Por otro lado, continuará con el proceso de implantación del grado en Farmacia en el centro. Una titulación que ya cuenta con un plan de estudios aprobado y validado por los Departaments de Salut i Universitats de la Generalitat de Catalunya. Sin embargo, todavía quedan elementos por concretar. Su instauración ampliará la oferta pública de esta formación, actualmente impartida solo en la Universitat de Barcelona, además de favorecer la colaboración con las otras titulaciones de la facultad.

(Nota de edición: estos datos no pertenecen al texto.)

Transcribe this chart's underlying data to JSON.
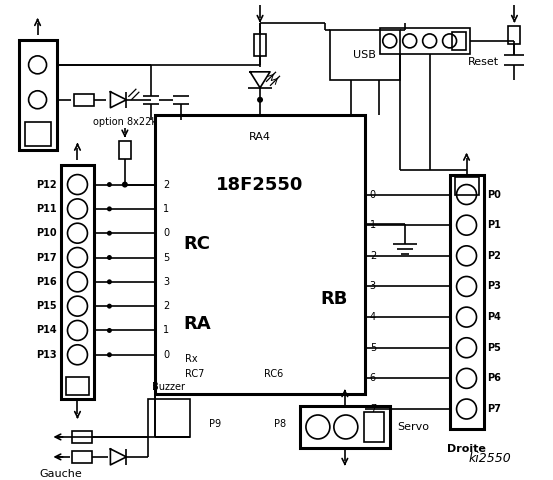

"Me gustaría que la visión transversal que tenemos los médicos de Familia, basada en la multidisciplinariedad y la actuación en entornos cambiantes, se trasladase a la universidad"
Además, Martín pretende avanzar en la actualización del plan de estudios del grado en Fisioterapia, después de haber completado la de los programas de Medicina y Nutrición Humana en años anteriores. También aboga por promocionar la facultad en la esfera internacional.
Fortalecimiento de la formación práctica
La formación de las próximas generaciones de sanitarios requiere de rigor y visión de futuro. En el caso de Medicina, Martín espera que durante su estancia en el decanato se potencie "la perspectiva generalista de la profesión". "Me gustaría que la visión transversal que tenemos los médicos de Familia, basada en la multidisciplinariedad y la actuación en entornos cambiantes, se trasladase a la universidad", ha explicado.
El otro punto clave es la formación práctica, senda por la que ya avanza la URV. El inmenso volumen de prácticas clínicas supone un reto para la institución académica, tanto a nivel organizativo como de búsqueda de tutores. Para Martín, la presencia del alumno en hospitales o centros de Atención Primaria es fundamental para su transformación en profesionales. "En una clase no puedes explicar cómo se interactúa con un paciente. Hay que vivirlo", ha asegurado. Por ello, apuesta por la experiencia en entorno real, pero también en simulación, a través de los recursos que ofrecen las nuevas tecnologías.
El desafío de la escasez de docentes
"Nuestra profesión se aprende si alguien que sabe hacerla te la enseña", ha insistido el responsable de la URV. Razón por la que contar con una amplia plantilla docente se entrevé fundamental. Sin embargo, las facultades de Medicina acostumbran a lamentar la dificultad de encontrar profesores para el grado. En este sentido, Martín demanda que la instrucción de alumnos cuente para la carrera profesional del personal asistencial. "Haría que la universidad fuera más atractiva para los sanitarios", ha manifestado. Hay que recordar que muchos médicos no participan en la formación de estudiantes debido a que no disponen de tiempo extra para participar en la enseñanza. "El profesorado existe, solo hay que facilitar su acceso", ha puntualizado.
Precisamente, dotar de una mayor capacidad docente a la Facultat se traduciría en un posible aumento de las plazas ofertadas en el grado en Medicina, deseado por los alumnos que no consiguen rebasar la nota de corte disparada y los servicios sanitarios que buscan profesionales. "Las universidades públicas podemos sumar alguna vacante más, pero no tenemos capacidad ilimitada de crecimiento", ha remarcado. No obstante, también ha insistido en que este incremento debe ser planificado y responder a un análisis previo de las necesidades asistenciales.
Una realidad que Martín enfrentará durante los próximos seis años y que espera encontrar soluciones en la próxima Facultat de Medicina i Ciències de la Salut. "La universidad que construyamos ahora será la del futuro" ha sentenciado. Un proyecto por el que vale la pena pausar la retirada.